Growth has to happen in the long run. We have the same zoning as we did before the people looking for housing were born.
We can have incremental changes, or we can have sudden change. It's going to happen predictably or with a ton of political conflict. The better solution is always to allow a self-reinforcing pressure release on housing. I've long said that everyone should be allow, by right, to expand their housing by 2x the median building unit within a half mile radius, by units, sqft, and height.
Suburban neighborhoods then slowly turn into duplexes over one generation, then row houses over another, then finally start building up after a third generation. Predictable, fair, and sustainable.
If you make it slow, you cause the same issues - and then the neighborhood just says "well if it's FOUR generations that's not too bad, is it?" And because the people who don't get to move in later don't get a say... it gets worse forever.
It's insidious, but as long as you allow people to regulate how much housing their neighbors can produce, it always gets this bad eventually.
It’s self reinforcing. When demand is highest, building will be highest, and median unit size will increase more rapidly, allowing more building, allowing more units.
The pace is limited, but the URBAN output increases exponentially, which is exactly what we want.
I wish it worked that way, but from my nearly 20 years of urban land use policy study and writing, I have seen tons of evidence that it does not.
The problem is that the most in demand areas get new buildings at 4-6 stories, and then you get locked up - the airspace above them becomes unavailable for 50-100 years, when there was market demand for some taller buildings from the beginning. It's the same "push down and spread out" that causes sprawl, just more localized.
It takes an awful lot of incentives to knock down a "usable" structure. I'd love to build higher-density right here, right on my lot, but unless I squeeze something in on the same lot, I'm out $150k just to start. $150k covers quite a bit of gas to the lot 2 miles away that's empty.
> It takes an awful lot of incentives to knock down a "usable" structure.
Yes, that’s the point. The policy only really changes things when prices become extreme, and the cost per unit of housing becomes completely detached from the cost of building that same unit.
This is trivially happening in much of San Francisco and New York City.
Japan is shrinking. Tokyo, however, is growing. It would not be good news if our cities had a glut of housing.
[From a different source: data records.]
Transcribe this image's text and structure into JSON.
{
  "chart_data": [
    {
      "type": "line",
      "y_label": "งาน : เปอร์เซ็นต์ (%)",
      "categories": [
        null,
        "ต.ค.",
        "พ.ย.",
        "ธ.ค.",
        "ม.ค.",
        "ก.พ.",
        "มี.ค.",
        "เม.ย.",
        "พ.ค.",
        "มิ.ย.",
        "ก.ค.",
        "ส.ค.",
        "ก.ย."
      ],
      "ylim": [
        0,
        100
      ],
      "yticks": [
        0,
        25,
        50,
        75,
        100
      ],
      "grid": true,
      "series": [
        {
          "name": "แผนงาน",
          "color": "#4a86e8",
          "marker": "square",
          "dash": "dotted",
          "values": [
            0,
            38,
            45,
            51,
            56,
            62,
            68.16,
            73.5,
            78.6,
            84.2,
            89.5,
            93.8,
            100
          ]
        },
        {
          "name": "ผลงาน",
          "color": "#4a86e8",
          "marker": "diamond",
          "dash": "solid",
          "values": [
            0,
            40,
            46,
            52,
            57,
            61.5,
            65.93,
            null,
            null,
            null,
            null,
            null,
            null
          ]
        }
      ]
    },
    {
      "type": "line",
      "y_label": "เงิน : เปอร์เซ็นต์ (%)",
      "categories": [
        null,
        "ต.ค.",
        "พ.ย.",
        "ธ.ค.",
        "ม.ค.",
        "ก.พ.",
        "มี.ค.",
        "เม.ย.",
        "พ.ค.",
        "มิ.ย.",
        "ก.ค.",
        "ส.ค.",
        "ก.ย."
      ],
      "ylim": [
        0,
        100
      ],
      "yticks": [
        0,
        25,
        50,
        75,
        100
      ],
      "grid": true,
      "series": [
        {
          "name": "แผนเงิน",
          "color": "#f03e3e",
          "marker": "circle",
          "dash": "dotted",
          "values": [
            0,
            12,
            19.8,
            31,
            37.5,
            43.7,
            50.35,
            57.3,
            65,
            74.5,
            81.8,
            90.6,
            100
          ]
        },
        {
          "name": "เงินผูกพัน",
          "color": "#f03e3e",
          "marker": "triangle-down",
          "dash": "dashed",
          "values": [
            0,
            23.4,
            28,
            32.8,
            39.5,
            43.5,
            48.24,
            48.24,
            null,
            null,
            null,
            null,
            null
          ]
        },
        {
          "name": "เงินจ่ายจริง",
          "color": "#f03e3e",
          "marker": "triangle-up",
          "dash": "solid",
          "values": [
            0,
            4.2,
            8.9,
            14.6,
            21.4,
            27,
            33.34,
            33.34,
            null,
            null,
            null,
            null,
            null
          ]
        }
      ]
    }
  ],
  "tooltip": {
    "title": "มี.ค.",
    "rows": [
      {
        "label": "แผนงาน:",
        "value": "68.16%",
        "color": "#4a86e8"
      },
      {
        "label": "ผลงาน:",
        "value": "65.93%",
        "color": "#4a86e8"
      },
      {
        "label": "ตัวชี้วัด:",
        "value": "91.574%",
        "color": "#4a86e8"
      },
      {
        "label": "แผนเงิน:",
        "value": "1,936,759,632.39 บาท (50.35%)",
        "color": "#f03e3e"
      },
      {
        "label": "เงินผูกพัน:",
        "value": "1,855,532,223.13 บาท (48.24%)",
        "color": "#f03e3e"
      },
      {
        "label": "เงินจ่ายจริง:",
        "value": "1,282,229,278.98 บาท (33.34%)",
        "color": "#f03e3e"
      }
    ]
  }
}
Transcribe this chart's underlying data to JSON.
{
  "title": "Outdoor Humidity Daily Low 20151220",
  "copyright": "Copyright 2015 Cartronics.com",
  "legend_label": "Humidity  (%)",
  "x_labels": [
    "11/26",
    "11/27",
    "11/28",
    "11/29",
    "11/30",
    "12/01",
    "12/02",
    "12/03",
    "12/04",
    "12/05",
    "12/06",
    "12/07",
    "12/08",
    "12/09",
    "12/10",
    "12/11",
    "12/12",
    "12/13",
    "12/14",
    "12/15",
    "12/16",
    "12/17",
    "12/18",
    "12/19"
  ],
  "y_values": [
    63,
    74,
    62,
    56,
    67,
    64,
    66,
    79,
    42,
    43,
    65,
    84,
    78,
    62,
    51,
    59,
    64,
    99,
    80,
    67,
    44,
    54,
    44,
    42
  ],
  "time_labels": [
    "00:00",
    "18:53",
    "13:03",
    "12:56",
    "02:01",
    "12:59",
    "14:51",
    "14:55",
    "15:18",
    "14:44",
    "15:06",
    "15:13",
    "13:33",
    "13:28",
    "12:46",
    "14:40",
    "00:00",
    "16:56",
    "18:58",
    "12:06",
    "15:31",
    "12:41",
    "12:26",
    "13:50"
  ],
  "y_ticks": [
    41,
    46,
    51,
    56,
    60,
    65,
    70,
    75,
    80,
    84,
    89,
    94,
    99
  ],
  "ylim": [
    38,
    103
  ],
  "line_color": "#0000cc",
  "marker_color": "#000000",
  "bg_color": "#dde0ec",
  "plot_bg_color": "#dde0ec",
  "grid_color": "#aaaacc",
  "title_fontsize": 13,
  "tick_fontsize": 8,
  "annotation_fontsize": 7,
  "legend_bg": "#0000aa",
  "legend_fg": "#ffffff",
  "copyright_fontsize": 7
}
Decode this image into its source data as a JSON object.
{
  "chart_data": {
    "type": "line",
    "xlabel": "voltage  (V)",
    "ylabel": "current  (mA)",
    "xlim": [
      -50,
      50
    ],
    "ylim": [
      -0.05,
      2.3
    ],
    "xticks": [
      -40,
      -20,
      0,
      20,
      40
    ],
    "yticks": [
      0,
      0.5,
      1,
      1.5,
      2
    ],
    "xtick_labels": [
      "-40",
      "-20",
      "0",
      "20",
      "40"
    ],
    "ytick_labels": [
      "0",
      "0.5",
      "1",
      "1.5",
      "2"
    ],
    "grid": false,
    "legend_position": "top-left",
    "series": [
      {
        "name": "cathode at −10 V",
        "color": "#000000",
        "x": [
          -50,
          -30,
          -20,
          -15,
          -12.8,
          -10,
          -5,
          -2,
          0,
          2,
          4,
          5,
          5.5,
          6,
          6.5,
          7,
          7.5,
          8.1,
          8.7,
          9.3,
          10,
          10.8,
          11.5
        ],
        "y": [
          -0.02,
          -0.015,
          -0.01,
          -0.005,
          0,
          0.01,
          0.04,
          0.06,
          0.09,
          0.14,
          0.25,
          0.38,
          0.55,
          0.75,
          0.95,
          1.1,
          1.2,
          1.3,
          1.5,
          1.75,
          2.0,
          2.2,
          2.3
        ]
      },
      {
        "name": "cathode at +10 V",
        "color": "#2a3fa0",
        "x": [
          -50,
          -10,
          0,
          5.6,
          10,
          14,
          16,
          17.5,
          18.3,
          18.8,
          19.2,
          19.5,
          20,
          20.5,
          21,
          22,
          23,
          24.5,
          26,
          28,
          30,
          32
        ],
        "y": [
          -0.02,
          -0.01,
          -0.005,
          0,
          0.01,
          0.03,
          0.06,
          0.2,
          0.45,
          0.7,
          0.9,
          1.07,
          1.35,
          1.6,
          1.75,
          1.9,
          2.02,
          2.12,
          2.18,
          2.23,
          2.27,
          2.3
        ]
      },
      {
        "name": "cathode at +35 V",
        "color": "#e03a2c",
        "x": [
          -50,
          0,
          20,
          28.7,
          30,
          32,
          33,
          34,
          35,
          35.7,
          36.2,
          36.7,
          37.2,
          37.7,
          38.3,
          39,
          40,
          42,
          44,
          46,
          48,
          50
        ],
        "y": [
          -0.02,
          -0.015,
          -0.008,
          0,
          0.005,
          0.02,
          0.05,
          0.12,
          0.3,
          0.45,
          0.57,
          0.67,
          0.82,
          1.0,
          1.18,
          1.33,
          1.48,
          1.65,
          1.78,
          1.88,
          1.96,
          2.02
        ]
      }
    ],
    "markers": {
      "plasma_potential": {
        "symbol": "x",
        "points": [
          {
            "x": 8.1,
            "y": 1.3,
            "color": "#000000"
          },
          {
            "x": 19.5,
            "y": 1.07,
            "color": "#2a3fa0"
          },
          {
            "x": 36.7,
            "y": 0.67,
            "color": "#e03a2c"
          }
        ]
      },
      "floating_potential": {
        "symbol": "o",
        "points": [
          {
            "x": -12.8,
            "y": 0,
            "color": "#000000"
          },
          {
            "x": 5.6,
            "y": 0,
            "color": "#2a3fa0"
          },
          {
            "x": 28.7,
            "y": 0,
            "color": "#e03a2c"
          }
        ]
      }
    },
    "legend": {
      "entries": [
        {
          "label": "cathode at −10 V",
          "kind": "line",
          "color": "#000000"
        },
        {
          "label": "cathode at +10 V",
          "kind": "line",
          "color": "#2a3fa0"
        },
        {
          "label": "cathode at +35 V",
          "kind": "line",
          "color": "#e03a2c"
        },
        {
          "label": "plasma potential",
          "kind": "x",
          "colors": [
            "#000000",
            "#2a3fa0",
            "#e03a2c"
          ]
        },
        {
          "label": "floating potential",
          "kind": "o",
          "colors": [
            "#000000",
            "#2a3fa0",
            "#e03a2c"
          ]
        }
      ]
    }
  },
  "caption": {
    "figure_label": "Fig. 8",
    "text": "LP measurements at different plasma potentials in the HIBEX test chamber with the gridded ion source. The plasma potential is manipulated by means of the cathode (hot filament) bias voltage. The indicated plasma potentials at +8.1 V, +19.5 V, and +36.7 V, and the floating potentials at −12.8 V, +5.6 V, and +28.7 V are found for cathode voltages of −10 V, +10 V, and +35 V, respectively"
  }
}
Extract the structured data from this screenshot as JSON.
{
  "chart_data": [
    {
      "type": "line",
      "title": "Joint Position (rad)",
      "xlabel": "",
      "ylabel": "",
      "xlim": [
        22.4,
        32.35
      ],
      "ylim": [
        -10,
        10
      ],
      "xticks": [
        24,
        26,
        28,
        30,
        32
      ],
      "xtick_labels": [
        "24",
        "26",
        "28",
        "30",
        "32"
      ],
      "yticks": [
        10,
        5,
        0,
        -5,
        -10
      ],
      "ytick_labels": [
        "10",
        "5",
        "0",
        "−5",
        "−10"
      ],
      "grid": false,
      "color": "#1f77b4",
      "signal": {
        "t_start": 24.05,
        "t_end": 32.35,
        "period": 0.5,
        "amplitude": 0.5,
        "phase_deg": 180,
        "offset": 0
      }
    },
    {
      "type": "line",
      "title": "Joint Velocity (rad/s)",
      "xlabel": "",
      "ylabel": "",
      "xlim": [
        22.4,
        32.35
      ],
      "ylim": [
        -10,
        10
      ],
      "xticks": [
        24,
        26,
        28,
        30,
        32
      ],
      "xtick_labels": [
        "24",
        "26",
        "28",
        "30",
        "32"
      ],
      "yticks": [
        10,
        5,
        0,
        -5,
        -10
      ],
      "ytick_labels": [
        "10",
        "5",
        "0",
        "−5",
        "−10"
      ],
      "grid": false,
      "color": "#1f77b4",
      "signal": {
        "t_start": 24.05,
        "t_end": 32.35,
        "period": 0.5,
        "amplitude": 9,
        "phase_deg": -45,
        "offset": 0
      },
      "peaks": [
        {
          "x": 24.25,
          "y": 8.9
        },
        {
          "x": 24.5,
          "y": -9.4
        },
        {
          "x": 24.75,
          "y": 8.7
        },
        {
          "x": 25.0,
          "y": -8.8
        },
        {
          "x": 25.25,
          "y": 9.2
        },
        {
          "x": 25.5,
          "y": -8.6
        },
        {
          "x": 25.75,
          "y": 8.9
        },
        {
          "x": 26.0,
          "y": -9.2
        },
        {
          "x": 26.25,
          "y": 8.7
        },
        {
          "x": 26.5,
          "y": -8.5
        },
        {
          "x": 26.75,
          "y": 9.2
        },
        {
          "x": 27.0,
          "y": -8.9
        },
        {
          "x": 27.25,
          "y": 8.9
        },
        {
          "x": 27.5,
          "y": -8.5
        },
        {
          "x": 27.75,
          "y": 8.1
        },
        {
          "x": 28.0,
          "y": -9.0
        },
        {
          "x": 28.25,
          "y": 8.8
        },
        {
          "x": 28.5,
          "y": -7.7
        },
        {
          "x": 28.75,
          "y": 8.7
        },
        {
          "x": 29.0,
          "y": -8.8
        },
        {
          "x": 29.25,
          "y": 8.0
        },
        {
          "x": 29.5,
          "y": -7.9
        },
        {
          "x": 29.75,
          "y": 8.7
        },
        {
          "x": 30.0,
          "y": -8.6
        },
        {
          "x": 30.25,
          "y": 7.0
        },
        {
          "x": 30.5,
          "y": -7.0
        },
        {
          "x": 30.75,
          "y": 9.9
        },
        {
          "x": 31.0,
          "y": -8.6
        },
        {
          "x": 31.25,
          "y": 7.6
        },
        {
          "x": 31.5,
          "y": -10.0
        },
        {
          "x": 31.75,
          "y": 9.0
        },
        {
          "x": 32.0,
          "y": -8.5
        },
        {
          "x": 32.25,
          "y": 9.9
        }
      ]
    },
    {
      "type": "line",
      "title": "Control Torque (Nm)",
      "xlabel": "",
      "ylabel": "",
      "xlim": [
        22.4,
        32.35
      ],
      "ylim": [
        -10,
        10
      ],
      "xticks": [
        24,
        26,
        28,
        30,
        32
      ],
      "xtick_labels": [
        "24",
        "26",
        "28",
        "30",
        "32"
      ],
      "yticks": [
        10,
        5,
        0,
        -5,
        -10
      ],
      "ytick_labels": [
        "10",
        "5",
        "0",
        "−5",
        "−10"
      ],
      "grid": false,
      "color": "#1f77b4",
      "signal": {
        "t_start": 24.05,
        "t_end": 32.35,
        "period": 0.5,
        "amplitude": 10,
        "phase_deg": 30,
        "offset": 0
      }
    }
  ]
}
We have three billion people of rural->urban shift we still need to do.
Localized growth has nothing to do with total population.
These urban housing crises in every major western country have nothing to do with population growth and everything to do with population concentration.
We should expect this problem to accelerate during periods of population decline, because there will be even stronger economic incentives to move into concentrated population centers.